Our work shows that the incidence of early moderate to severe pain was around 36% in the whole cohort. This result is higher than that found in the literature, with a range between 20 and 30%.3,7 The inclusion of a significant proportion (30%) of patients who had surgery and with moderate to severe pain outcomes was probably one of the reasons for this result. Also, outpatient surgery studies have shown that performing procedures such as orthopedic surgery under regional anesthesia can significantly reduce moderate to severe postoperative pain on D1.17,18 It should also be noted that the difference between the two groups on the pain scale was small. Typically, an NRS difference of 1.3 is used to show a clinically meaningful outcome, and we only found a difference of 0.8 between the two groups in our study.19,20 The fact that patient satisfaction with overall and anesthetic management was similar between the two groups reinforces the argument that the absolute pain difference between the two groups is not clinically important.

It is also interesting to observe that, among the 30% of surgeries defined as painful, only 19% benefited from the prescription of morphine as a rescue treatment. Even if morphine prescription is now recommended by French guidelines, our results suggest that emergency morphine is insufficiently prescribed in outpatients by anesthesiologists, probably because of apprehension of side effects at home or even the risk of causing opiate addiction in patients.21 In addition, morphine consumption may be limited directly by patients themselves; only 5% of patients consumed morphine on D1 and 16% on D7, probably for fear of inducing opioid dependence.22,23 Nevertheless, this study was not designed to evaluate the choice of anesthesiologists with regard to morphine prescription or to assess patients’ attitudes in relation to morphine prescription.

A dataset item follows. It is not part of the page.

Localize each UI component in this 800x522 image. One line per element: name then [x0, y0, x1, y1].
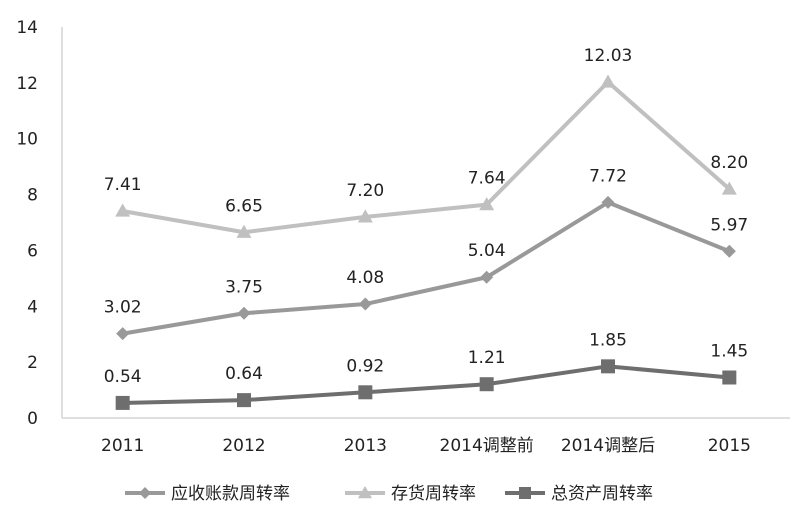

A further study to evaluate these attitudes would be interesting. Fifty percent of our patients systematically took painkillers at D7, and 20% had a pain intensity > 3/10 at D7. Our initial prescriptions, which varied between two and five days, were probably inappropriate for these surgeries and should be reassessed and extended to seven days. Two hypotheses come to mind; either the patients stopped taking their treatment after 48 hr and there was a painful rebound or we had underestimated the duration of the pain for the surgery concerned.

Our study has some limitations. First, this work could not be carried out with double-blinding because of the study design. Nevertheless, the investigator evaluating the primary endpoint was blinded to group allocation. Second, the fact that this study was conducted in a single centre does not allow our results to be generalized to other outpatient surgery units. Thirdly, based on the results of our preliminary study, we excluded patients with loco-regional anesthesia and chronic opioid consuming patients who represent a significant number of patients. Our population is, therefore, not completely representative of a significant proportion of patients managed in outpatient surgery.

Conclusions

This work shows that early preoperative instruction and analgesic prescription at the end of anesthesia consultations reduced the incidence of home pain more effectively than standard late postoperative analgesic prescription in outpatient surgery.